Boeshield t-9 is what we use in the marine industry, I use it on my charter fishing boat all the time. If I had to compare it to something it would have to be somewhat like cosmoline. I spray what i want and after a few days it sets up and then apply again but boy howdy it works good and I have a 2018 LC with 15,500 and I plan to do it before winter comes to this S**T state of VA that use salt on the roads. If you all have not heard of this product, I highly recommend you look into it.
 
I live in the PNW and I use fluid film every fall. We don’t salt roads in my area so it’s probably unnecessary but I do it anyway just for peace of mind.
 
@ElJayBird do you apply yourself? Fluid film doesn't show an undercoater in the PNW on their website. I'm in Seattle and Bend so if there is a place in Portland I'd stop on a trip through to get a professional job done.
 
I just do it myself. I order a few cans off of Amazon and go to a local DIY shop. Just put it on the lift and get after it. I don’t drop the spare or anything and just get everything that I can reach. Takes about 30 minutes I guess. Just did a fresh coat last week.
 
Quick heads up - if you do it yourself, put down a drop cloth because the mist will coat the floor and it’s slippery as hell. Learned that the hard way!
 
I live in a road-salt state, so I am highly motivated to eliminate and prevent rust. I have an older 4Runner where a frame weld failed due to rust- one of the suspension brackets came off, perhaps exacerbated by the -20 degree temperature... The frame still looks pretty good, but evidently rust crept through the weld joint enough to cause failure. It turns out that there is an active cottage industry selling customized beefy braces to weld in along the frame after this happens. After I added the braces (both sides, just to be sure) it seems better than ever.

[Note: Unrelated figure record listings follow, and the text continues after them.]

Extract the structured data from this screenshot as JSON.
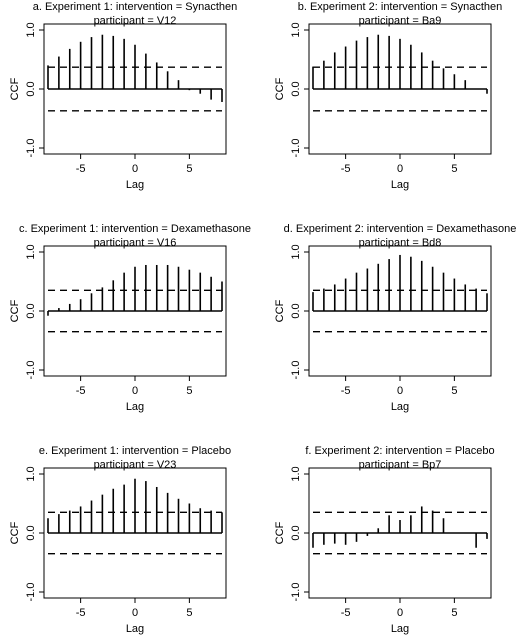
{
  "figure": {
    "panel_count": 6
  },
  "chart_data": [
    {
      "type": "bar",
      "title": "a. Experiment 1: intervention = Synacthen",
      "subtitle": "participant = V12",
      "xlabel": "Lag",
      "ylabel": "CCF",
      "xlim": [
        -8,
        8
      ],
      "ylim": [
        -1.0,
        1.0
      ],
      "xticks": [
        "-5",
        "0",
        "5"
      ],
      "yticks": [
        "-1.0",
        "0.0",
        "1.0"
      ],
      "confidence_band": 0.37,
      "lags": [
        -8,
        -7,
        -6,
        -5,
        -4,
        -3,
        -2,
        -1,
        0,
        1,
        2,
        3,
        4,
        5,
        6,
        7,
        8
      ],
      "values": [
        0.4,
        0.55,
        0.68,
        0.8,
        0.88,
        0.92,
        0.9,
        0.85,
        0.75,
        0.6,
        0.45,
        0.3,
        0.15,
        -0.02,
        -0.08,
        -0.18,
        -0.22
      ]
    },
    {
      "type": "bar",
      "title": "b. Experiment 2: intervention = Synacthen",
      "subtitle": "participant = Ba9",
      "xlabel": "Lag",
      "ylabel": "CCF",
      "xlim": [
        -8,
        8
      ],
      "ylim": [
        -1.0,
        1.0
      ],
      "xticks": [
        "-5",
        "0",
        "5"
      ],
      "yticks": [
        "-1.0",
        "0.0",
        "1.0"
      ],
      "confidence_band": 0.37,
      "lags": [
        -8,
        -7,
        -6,
        -5,
        -4,
        -3,
        -2,
        -1,
        0,
        1,
        2,
        3,
        4,
        5,
        6,
        7,
        8
      ],
      "values": [
        0.38,
        0.48,
        0.62,
        0.72,
        0.82,
        0.88,
        0.92,
        0.9,
        0.85,
        0.75,
        0.62,
        0.48,
        0.35,
        0.25,
        0.15,
        0.0,
        -0.08
      ]
    },
    {
      "type": "bar",
      "title": "c. Experiment 1: intervention = Dexamethasone",
      "subtitle": "participant = V16",
      "xlabel": "Lag",
      "ylabel": "CCF",
      "xlim": [
        -8,
        8
      ],
      "ylim": [
        -1.0,
        1.0
      ],
      "xticks": [
        "-5",
        "0",
        "5"
      ],
      "yticks": [
        "-1.0",
        "0.0",
        "1.0"
      ],
      "confidence_band": 0.35,
      "lags": [
        -8,
        -7,
        -6,
        -5,
        -4,
        -3,
        -2,
        -1,
        0,
        1,
        2,
        3,
        4,
        5,
        6,
        7,
        8
      ],
      "values": [
        -0.08,
        0.05,
        0.12,
        0.2,
        0.3,
        0.4,
        0.52,
        0.65,
        0.75,
        0.78,
        0.78,
        0.78,
        0.75,
        0.7,
        0.65,
        0.58,
        0.5
      ]
    },
    {
      "type": "bar",
      "title": "d. Experiment 2: intervention = Dexamethasone",
      "subtitle": "participant = Bd8",
      "xlabel": "Lag",
      "ylabel": "CCF",
      "xlim": [
        -8,
        8
      ],
      "ylim": [
        -1.0,
        1.0
      ],
      "xticks": [
        "-5",
        "0",
        "5"
      ],
      "yticks": [
        "-1.0",
        "0.0",
        "1.0"
      ],
      "confidence_band": 0.35,
      "lags": [
        -8,
        -7,
        -6,
        -5,
        -4,
        -3,
        -2,
        -1,
        0,
        1,
        2,
        3,
        4,
        5,
        6,
        7,
        8
      ],
      "values": [
        0.32,
        0.38,
        0.45,
        0.55,
        0.65,
        0.72,
        0.8,
        0.88,
        0.95,
        0.92,
        0.85,
        0.75,
        0.65,
        0.55,
        0.45,
        0.38,
        0.3
      ]
    },
    {
      "type": "bar",
      "title": "e. Experiment 1: intervention = Placebo",
      "subtitle": "participant = V23",
      "xlabel": "Lag",
      "ylabel": "CCF",
      "xlim": [
        -8,
        8
      ],
      "ylim": [
        -1.0,
        1.0
      ],
      "xticks": [
        "-5",
        "0",
        "5"
      ],
      "yticks": [
        "-1.0",
        "0.0",
        "1.0"
      ],
      "confidence_band": 0.35,
      "lags": [
        -8,
        -7,
        -6,
        -5,
        -4,
        -3,
        -2,
        -1,
        0,
        1,
        2,
        3,
        4,
        5,
        6,
        7,
        8
      ],
      "values": [
        0.25,
        0.32,
        0.38,
        0.45,
        0.55,
        0.65,
        0.75,
        0.82,
        0.92,
        0.88,
        0.78,
        0.68,
        0.58,
        0.5,
        0.42,
        0.38,
        0.35
      ]
    },
    {
      "type": "bar",
      "title": "f. Experiment 2: intervention = Placebo",
      "subtitle": "participant = Bp7",
      "xlabel": "Lag",
      "ylabel": "CCF",
      "xlim": [
        -8,
        8
      ],
      "ylim": [
        -1.0,
        1.0
      ],
      "xticks": [
        "-5",
        "0",
        "5"
      ],
      "yticks": [
        "-1.0",
        "0.0",
        "1.0"
      ],
      "confidence_band": 0.35,
      "lags": [
        -8,
        -7,
        -6,
        -5,
        -4,
        -3,
        -2,
        -1,
        0,
        1,
        2,
        3,
        4,
        5,
        6,
        7,
        8
      ],
      "values": [
        -0.25,
        -0.2,
        -0.18,
        -0.2,
        -0.15,
        -0.05,
        0.08,
        0.3,
        0.22,
        0.3,
        0.45,
        0.38,
        0.25,
        0.0,
        0.0,
        -0.25,
        -0.1
      ]
    }
  ]
}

However, on my new-to-me LC 80, I want to be diligent about rust. The frame is in very good condition, with a small amount of surface rust, mainly on bolts etc. My plan is to liberally apply a rust converter (Corroseal), then apply Woolwax. I was debating a coat of Rustoleum Rust Converter paint after the Corroseal, but am leaning away from this now. Realistically hoping for another 5-8 years before rust rears its ugly head.
 
I started with fluid film and now use wool wax. I live in Maine and it obviously is a very different environment. I used to do fluid film twice a year and now am doing woolwax once a year.

I like the fact that I can spray it inside the frame and it will creep. Years ago I restored a few mini trucks and did the frames with sandblasting rust conversion, and then sealing. The box frames still rusted out from the inside as I couldn't do anything about the inside.

That is the piece that I think folks forget about. These frames are boxed and their is an inside that you aren't seeing and you aren't able to treat well with the straight up paint or topical treatments through my repeated treatments of fluid film and woolwax I feel pretty good that most of the inside is coated at this point and the wear factor there is pretty low.

But I think anything you do in houston you will be all set with your cruiser.

Good luck.
John
 
Keep your truck off of the sand that is wet from the gulf. Wash the underside after you’ve been on the beach. I’m in Florida & I don’t hear about rust issues from driving on the beach occasionally, unless you’re dumb enough to drive at the surf’s edge, which I’m sure you are not planning on.
 
If you're not getting the vehicle wet with salt water, like launching a boat into the ocean, then in Houston I doubt you need to do much of anything. I'm in Chicago but I bought my LC from a dealer in Houston - it was 3 years old (used for 25 months) and 49k miles and there was not a speck of rust underneath. Fast forward 5 years in Chicago with salty roads and even though I hit the steel bits underneath with fluid film each year the welds and some bolts/nuts do have some surface rust on them.

You can apply FF but it does wear off. You really need to do it a couple times a year. That said a good undercarriage rinse once or twice a month and it's unlikely to be a big deal for decades in Houston. The only thing I would do is put some marine grease on the KDSS valve screws since those tend to rust quickly.